O takich właśnie ludziach opowiada sztuka Edwarda Redlińskiego - "Czworokąt". Ale czy ukazuje ich w sposób socjologicznie i psychologicznie wystarczająco prawdziwy, pełny? Autor wypowiadając się o swoim utworze w programie przedstawienia zrealizowanego ostatnio w Teatrze Polskim w Bydgoszczy oddalić tego typu pytania. Pisze, że chodziło mu raczej o udramatyzowaną publicystyczną dyskusję, w której pojawiłyby się pytania nieco inne: "Czy kultura chłopska, kultura robotnicza muszą, czy powinny zginąć w starciu z kultura ponadklasową, kosmopolityczną? Czy - awansując pospiesznie - nie wyrzekamy się samych siebie"...

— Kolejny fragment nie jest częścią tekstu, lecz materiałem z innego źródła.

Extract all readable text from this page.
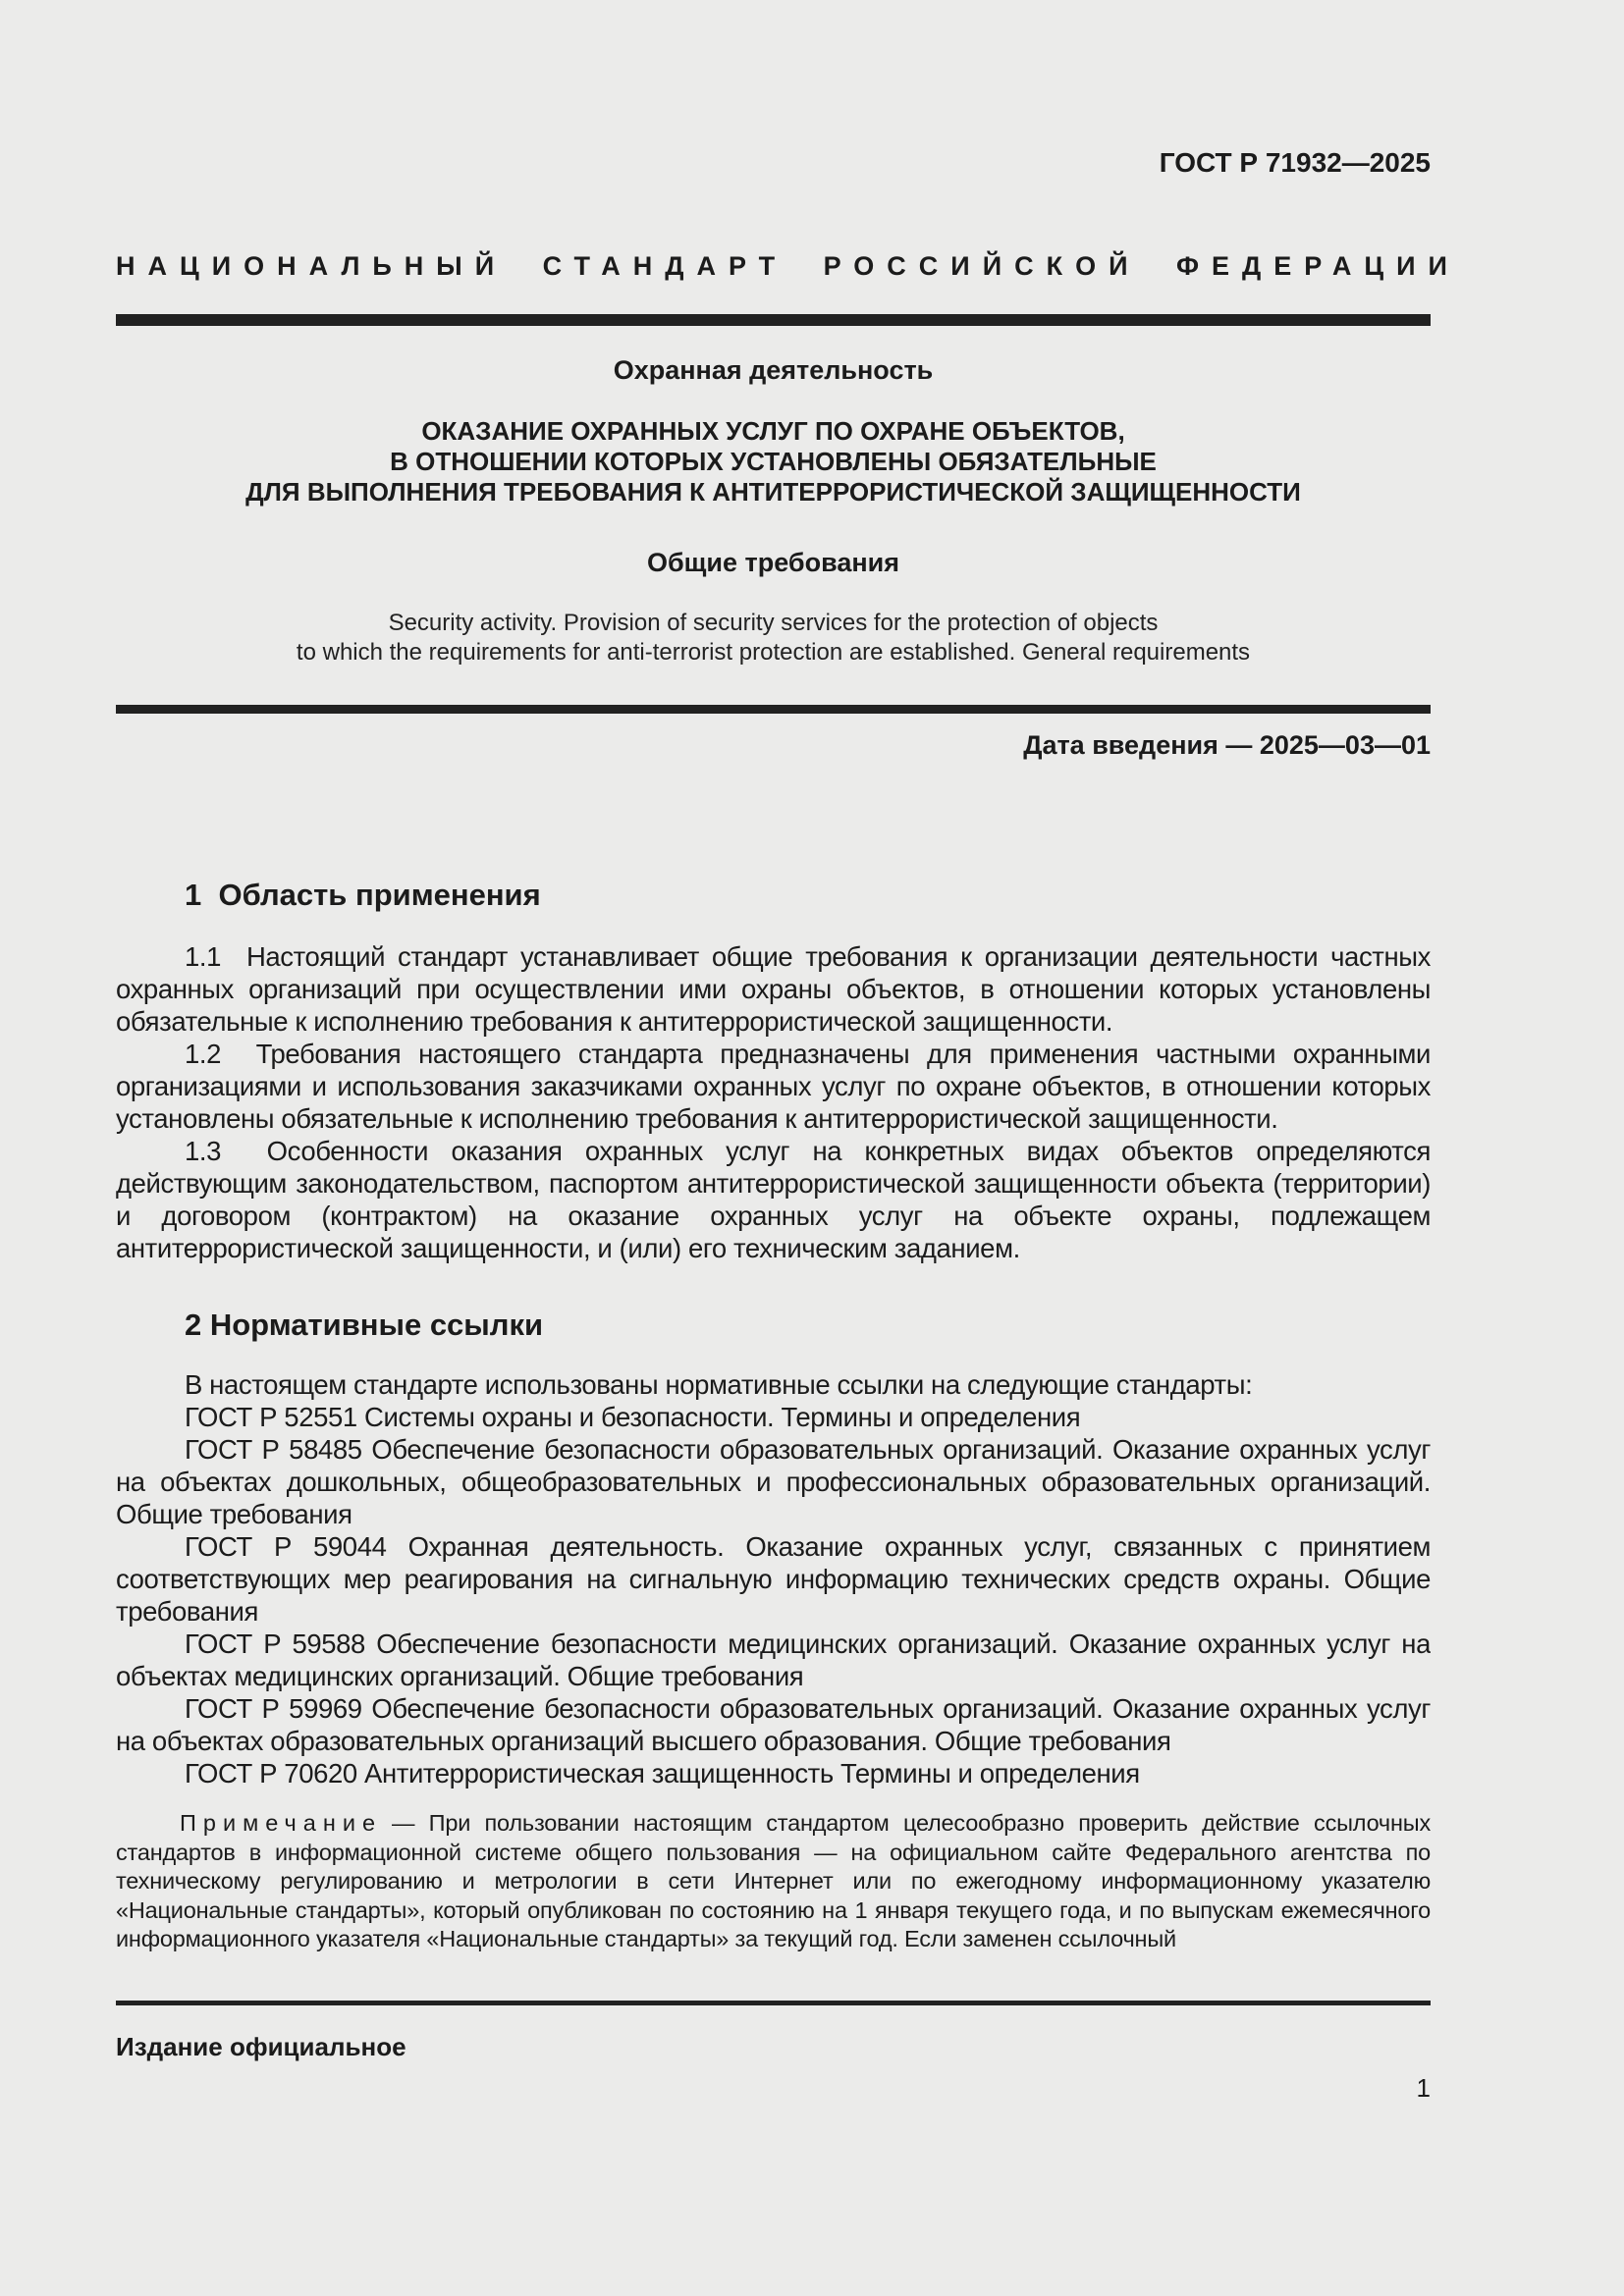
ГОСТ Р 71932—2025
НАЦИОНАЛЬНЫЙ СТАНДАРТ РОССИЙСКОЙ ФЕДЕРАЦИИ
Охранная деятельность
ОКАЗАНИЕ ОХРАННЫХ УСЛУГ ПО ОХРАНЕ ОБЪЕКТОВ,
В ОТНОШЕНИИ КОТОРЫХ УСТАНОВЛЕНЫ ОБЯЗАТЕЛЬНЫЕ
ДЛЯ ВЫПОЛНЕНИЯ ТРЕБОВАНИЯ К АНТИТЕРРОРИСТИЧЕСКОЙ ЗАЩИЩЕННОСТИ
Общие требования
Security activity. Provision of security services for the protection of objects
to which the requirements for anti-terrorist protection are established. General requirements
Дата введения — 2025—03—01
1  Область применения

1.1  Настоящий стандарт устанавливает общие требования к организации деятельности частных охранных организаций при осуществлении ими охраны объектов, в отношении которых установлены обязательные к исполнению требования к антитеррористической защищенности.

1.2  Требования настоящего стандарта предназначены для применения частными охранными организациями и использования заказчиками охранных услуг по охране объектов, в отношении которых установлены обязательные к исполнению требования к антитеррористической защищенности.

1.3  Особенности оказания охранных услуг на конкретных видах объектов определяются действующим законодательством, паспортом антитеррористической защищенности объекта (территории) и договором (контрактом) на оказание охранных услуг на объекте охраны, подлежащем антитеррористической защищенности, и (или) его техническим заданием.

2 Нормативные ссылки

В настоящем стандарте использованы нормативные ссылки на следующие стандарты:

ГОСТ Р 52551 Системы охраны и безопасности. Термины и определения

ГОСТ Р 58485 Обеспечение безопасности образовательных организаций. Оказание охранных услуг на объектах дошкольных, общеобразовательных и профессиональных образовательных организаций. Общие требования

ГОСТ Р 59044 Охранная деятельность. Оказание охранных услуг, связанных с принятием соответствующих мер реагирования на сигнальную информацию технических средств охраны. Общие требования

ГОСТ Р 59588 Обеспечение безопасности медицинских организаций. Оказание охранных услуг на объектах медицинских организаций. Общие требования

ГОСТ Р 59969 Обеспечение безопасности образовательных организаций. Оказание охранных услуг на объектах образовательных организаций высшего образования. Общие требования

ГОСТ Р 70620 Антитеррористическая защищенность Термины и определения

Примечание — При пользовании настоящим стандартом целесообразно проверить действие ссылочных стандартов в информационной системе общего пользования — на официальном сайте Федерального агентства по техническому регулированию и метрологии в сети Интернет или по ежегодному информационному указателю «Национальные стандарты», который опубликован по состоянию на 1 января текущего года, и по выпускам ежемесячного информационного указателя «Национальные стандарты» за текущий год. Если заменен ссылочный

Издание официальное
1
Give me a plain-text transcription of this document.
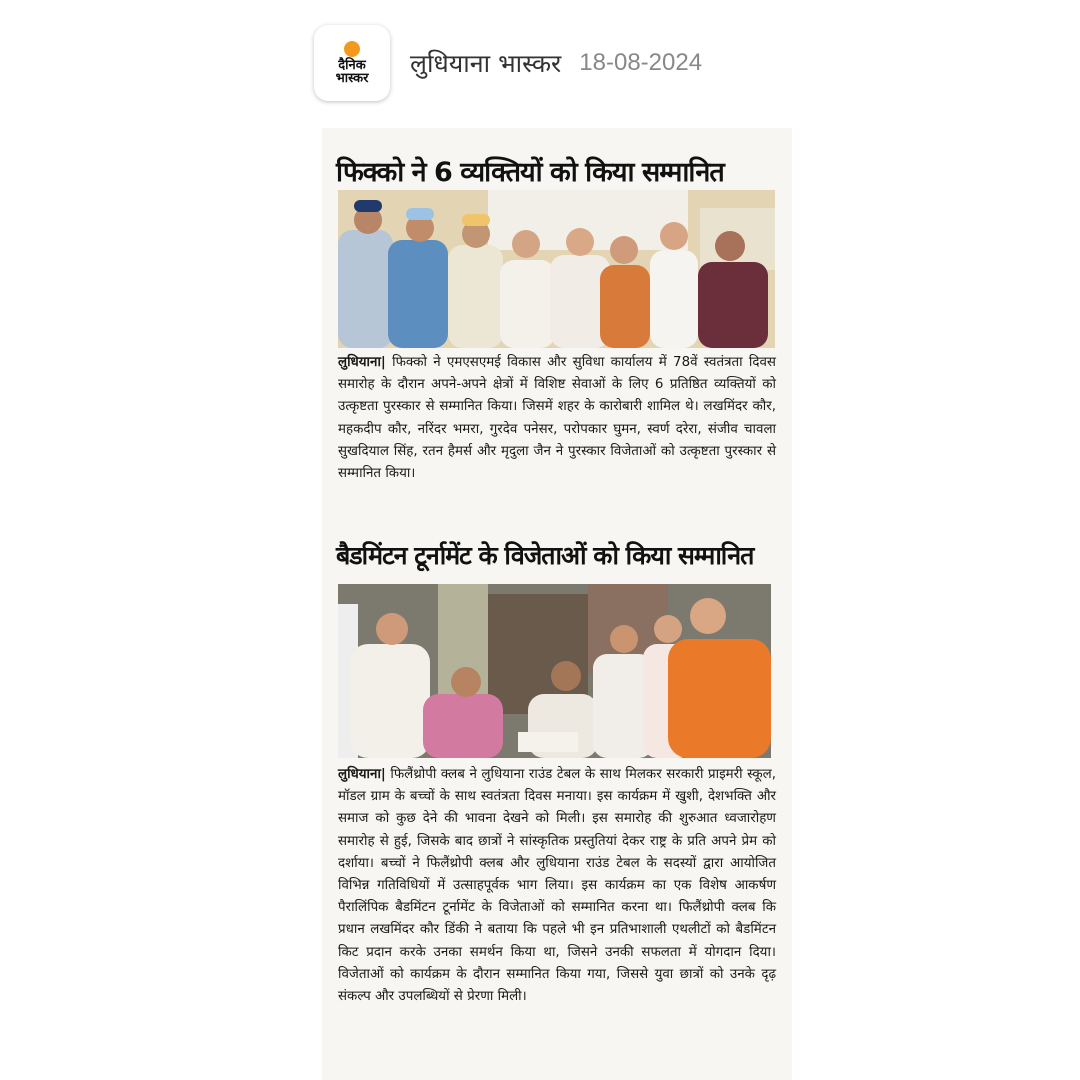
दैनिक
भास्कर
लुधियाना भास्कर 18-08-2024
फिक्को ने 6 व्यक्तियों को किया सम्मानित
लुधियाना| फिक्को ने एमएसएमई विकास और सुविधा कार्यालय में 78वें स्वतंत्रता दिवस समारोह के दौरान अपने-अपने क्षेत्रों में विशिष्ट सेवाओं के लिए 6 प्रतिष्ठित व्यक्तियों को उत्कृष्टता पुरस्कार से सम्मानित किया। जिसमें शहर के कारोबारी शामिल थे। लखमिंदर कौर, महकदीप कौर, नरिंदर भमरा, गुरदेव पनेसर, परोपकार घुमन, स्वर्ण दरेरा, संजीव चावला सुखदियाल सिंह, रतन हैमर्स और मृदुला जैन ने पुरस्कार विजेताओं को उत्कृष्टता पुरस्कार से सम्मानित किया।
बैडमिंटन टूर्नामेंट के विजेताओं को किया सम्मानित
लुधियाना| फिलैंथ्रोपी क्लब ने लुधियाना राउंड टेबल के साथ मिलकर सरकारी प्राइमरी स्कूल, मॉडल ग्राम के बच्चों के साथ स्वतंत्रता दिवस मनाया। इस कार्यक्रम में खुशी, देशभक्ति और समाज को कुछ देने की भावना देखने को मिली। इस समारोह की शुरुआत ध्वजारोहण समारोह से हुई, जिसके बाद छात्रों ने सांस्कृतिक प्रस्तुतियां देकर राष्ट्र के प्रति अपने प्रेम को दर्शाया। बच्चों ने फिलैंथ्रोपी क्लब और लुधियाना राउंड टेबल के सदस्यों द्वारा आयोजित विभिन्न गतिविधियों में उत्साहपूर्वक भाग लिया। इस कार्यक्रम का एक विशेष आकर्षण पैरालिंपिक बैडमिंटन टूर्नामेंट के विजेताओं को सम्मानित करना था। फिलैंथ्रोपी क्लब कि प्रधान लखमिंदर कौर डिंकी ने बताया कि पहले भी इन प्रतिभाशाली एथलीटों को बैडमिंटन किट प्रदान करके उनका समर्थन किया था, जिसने उनकी सफलता में योगदान दिया। विजेताओं को कार्यक्रम के दौरान सम्मानित किया गया, जिससे युवा छात्रों को उनके दृढ़ संकल्प और उपलब्धियों से प्रेरणा मिली।
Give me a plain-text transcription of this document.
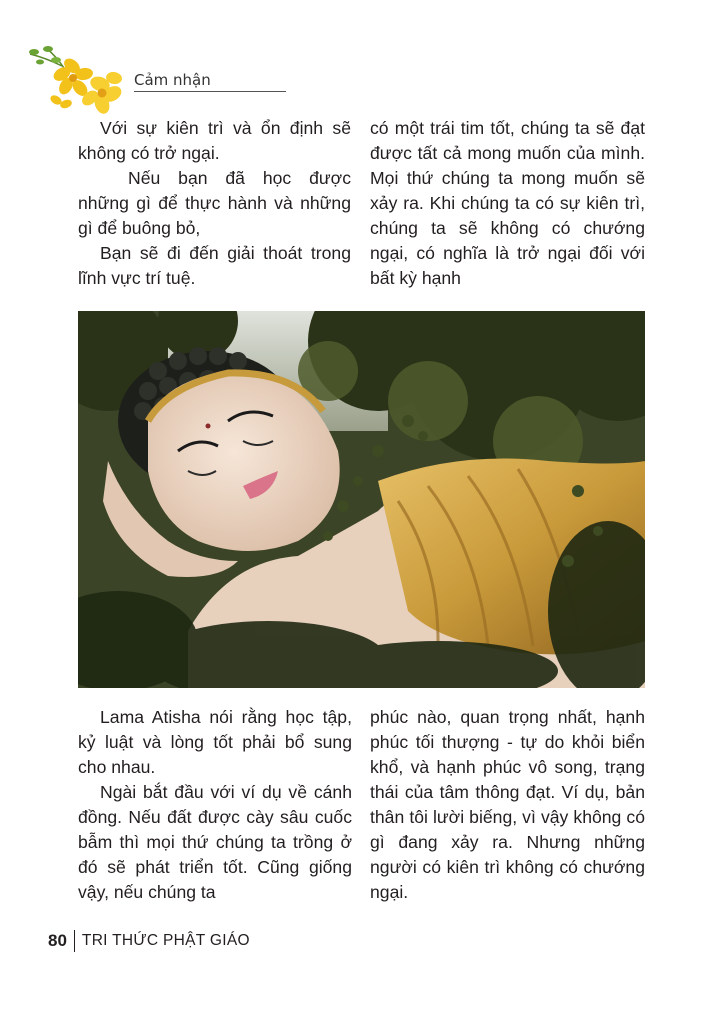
Cảm nhận

Với sự kiên trì và ổn định sẽ không có trở ngại.

Nếu bạn đã học được những gì để thực hành và những gì để buông bỏ,

Bạn sẽ đi đến giải thoát trong lĩnh vực trí tuệ.

có một trái tim tốt, chúng ta sẽ đạt được tất cả mong muốn của mình. Mọi thứ chúng ta mong muốn sẽ xảy ra. Khi chúng ta có sự kiên trì, chúng ta sẽ không có chướng ngại, có nghĩa là trở ngại đối với bất kỳ hạnh

Lama Atisha nói rằng học tập, kỷ luật và lòng tốt phải bổ sung cho nhau.

Ngài bắt đầu với ví dụ về cánh đồng. Nếu đất được cày sâu cuốc bẫm thì mọi thứ chúng ta trồng ở đó sẽ phát triển tốt. Cũng giống vậy, nếu chúng ta

phúc nào, quan trọng nhất, hạnh phúc tối thượng - tự do khỏi biển khổ, và hạnh phúc vô song, trạng thái của tâm thông đạt. Ví dụ, bản thân tôi lười biếng, vì vậy không có gì đang xảy ra. Nhưng những người có kiên trì không có chướng ngại.

80 TRI THỨC PHẬT GIÁO
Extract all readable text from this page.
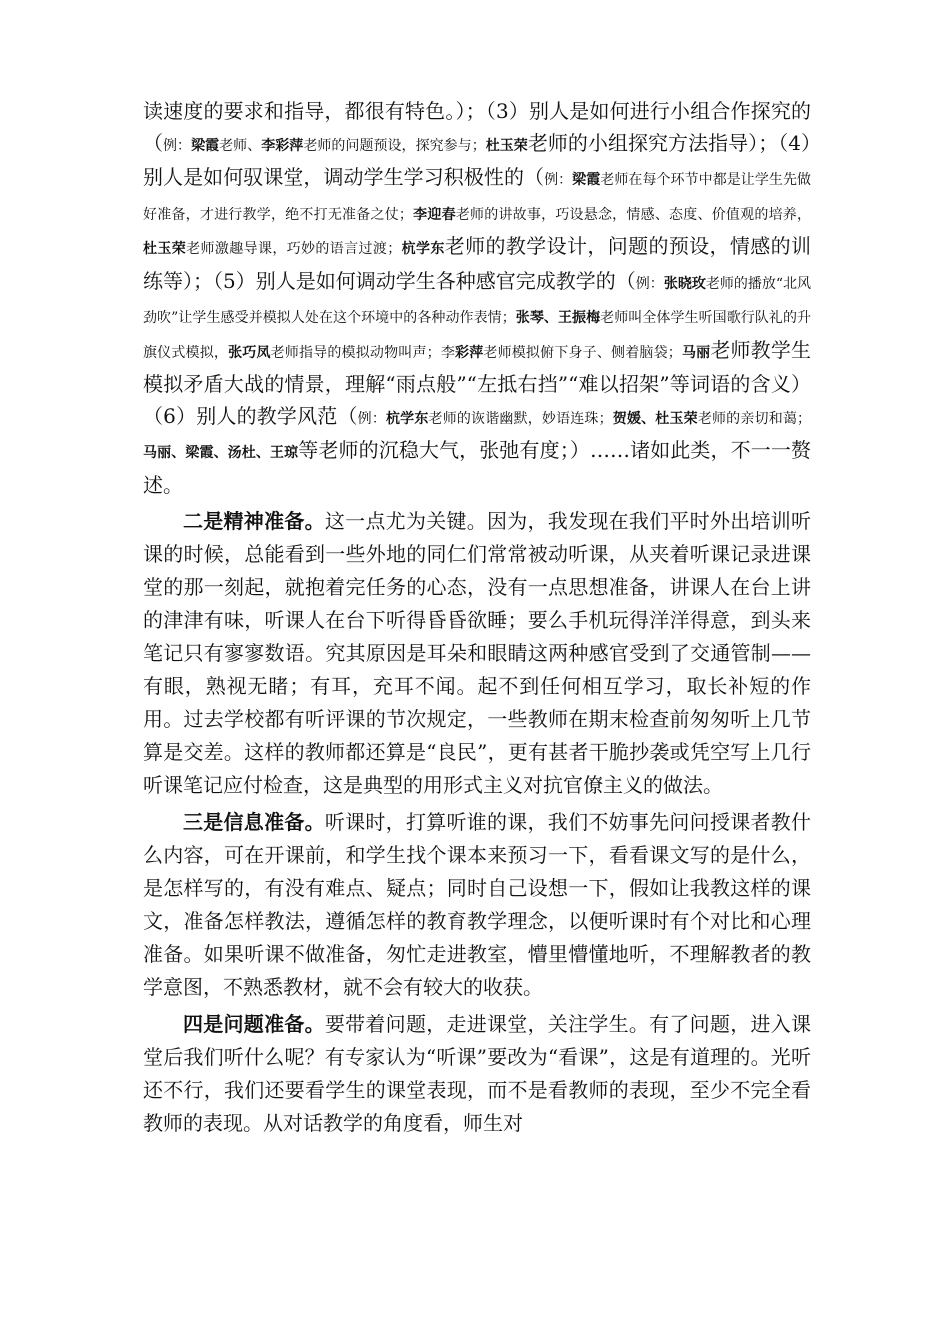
读速度的要求和指导，都很有特色。）；（3）别人是如何进行小组合作探究的（例：梁霞老师、李彩萍老师的问题预设，探究参与；杜玉荣老师的小组探究方法指导）；（4）别人是如何驭课堂，调动学生学习积极性的（例：梁霞老师在每个环节中都是让学生先做好准备，才进行教学，绝不打无准备之仗；李迎春老师的讲故事，巧设悬念，情感、态度、价值观的培养，杜玉荣老师激趣导课，巧妙的语言过渡；杭学东老师的教学设计，问题的预设，情感的训练等）；（5）别人是如何调动学生各种感官完成教学的（例：张晓玫老师的播放“北风劲吹”让学生感受并模拟人处在这个环境中的各种动作表情；张琴、王振梅老师叫全体学生听国歌行队礼的升旗仪式模拟，张巧凤老师指导的模拟动物叫声；李彩萍老师模拟俯下身子、侧着脑袋；马丽老师教学生模拟矛盾大战的情景，理解“雨点般”“左抵右挡”“难以招架”等词语的含义）（6）别人的教学风范（例：杭学东老师的诙谐幽默，妙语连珠；贺媛、杜玉荣老师的亲切和蔼；马丽、梁霞、汤杜、王琼等老师的沉稳大气，张弛有度；）……诸如此类，不一一赘述。

二是精神准备。这一点尤为关键。因为，我发现在我们平时外出培训听课的时候，总能看到一些外地的同仁们常常被动听课，从夹着听课记录进课堂的那一刻起，就抱着完任务的心态，没有一点思想准备，讲课人在台上讲的津津有味，听课人在台下听得昏昏欲睡；要么手机玩得洋洋得意，到头来笔记只有寥寥数语。究其原因是耳朵和眼睛这两种感官受到了交通管制——有眼，熟视无睹；有耳，充耳不闻。起不到任何相互学习，取长补短的作用。过去学校都有听评课的节次规定，一些教师在期末检查前匆匆听上几节算是交差。这样的教师都还算是“良民”，更有甚者干脆抄袭或凭空写上几行听课笔记应付检查，这是典型的用形式主义对抗官僚主义的做法。

三是信息准备。听课时，打算听谁的课，我们不妨事先问问授课者教什么内容，可在开课前，和学生找个课本来预习一下，看看课文写的是什么，是怎样写的，有没有难点、疑点；同时自己设想一下，假如让我教这样的课文，准备怎样教法，遵循怎样的教育教学理念，以便听课时有个对比和心理准备。如果听课不做准备，匆忙走进教室，懵里懵懂地听，不理解教者的教学意图，不熟悉教材，就不会有较大的收获。

四是问题准备。要带着问题，走进课堂，关注学生。有了问题，进入课堂后我们听什么呢？有专家认为“听课”要改为“看课”，这是有道理的。光听还不行，我们还要看学生的课堂表现，而不是看教师的表现，至少不完全看教师的表现。从对话教学的角度看，师生对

Dyskutantami w "Czworokącie" - wskazuje na to zresztą sam tytuł - są cztery osoby. Miejscem dyskusji jest usytuowane na dziesiątym piętrze wieżowca, standardowo wyposażone, mieszkanie. Jego lokatorzy - Toni, Ina i Dziadek - stanowią rodzinę. Znajdującą się jednak w stanie ostrego skłócenia, które zostanie jeszcze spotęgowane pojawieniem się Beaty.

Dziadek pochodzi z rodziny - robotniczej. Był komunistą - bojownikiem. Walczył w Hiszpanii odsiadywał za swoją działalność w sanacyjnym więzieniu. Po wojnie, kiedy zwyciężyła ludowa władza, piastował szereg odpowiedzialnych stanowisk państwowych.

Ina - jego córka - wychowywała się już w innych warunkach. Skończyła wyższe studia, jeździła za granicę. Pracuje w instytucie, pisze doktorat. Ukształtowało ją środowisko miejskie. Zdobycze cywilizacyjne socjalne, uważa za rzecz naturalną. Prezentuje swoisty życiowy praktycyzm.

Toni pochodzi ze wsi. Wychowywał się tam do osiemnastego roku życia. Później skończył studia. Został inżynierem budownictwa, piastuje stanowisko wicedyrektora budowlanego kombinatu.

I wreszcie Beata. Dziewczyna pojawiająca się w mieszkaniu Toniego i Iny ponieważ przeczytała ogłoszenie w gazecie, że Ina poszukuje pomocy domowej. Ponieważ stara się wykorzystać każdą okazję do zaczepienia się w mieście.

W "Czworokącie" mamy więc reprezentantów trzech pokoleń i trzech środowisk. Ale autor pokazuje ich razem właśnie po to, by uwidocznić, że wykreowana przez cywilizacyjne procesy sytuacja umożliwiająca spotkanie w jednej rodzinie łudzi o tak różnych rodowodach nie gwarantuje im równocześnie podstaw trwałego współżycia. Układ wzajemnych kontaktów między Dziadkiem, jego córką Iną i mężem Iny - Tonim - jest podminowany i wybuchowy. W chwili gdy rozpoczyna się (wątła zresztą) akcja sztuki oglądamy przygotowania do rodzinnej uroczystości. Ina wraz z Tonim gotują się do uczczenia rocznicy urodzin Dziadka. Kiedy jednak zostawszy zdrowie i pomyślni jubilata, ten wyłącza się albo może tylko udaje drzemkę. Zapoczątkowana już uprzednio wymiana zdań jak obchodzić jubileusz: przy szampanie francuskim czy radzieckim, śpiewając "Międzynarodówkę", czy "Sto lat"? - teraz rozwija się w awanturę. Toni i Ina mają sobie do wyrzucenia wszystko, a Beata, również nie pozostaje statystką.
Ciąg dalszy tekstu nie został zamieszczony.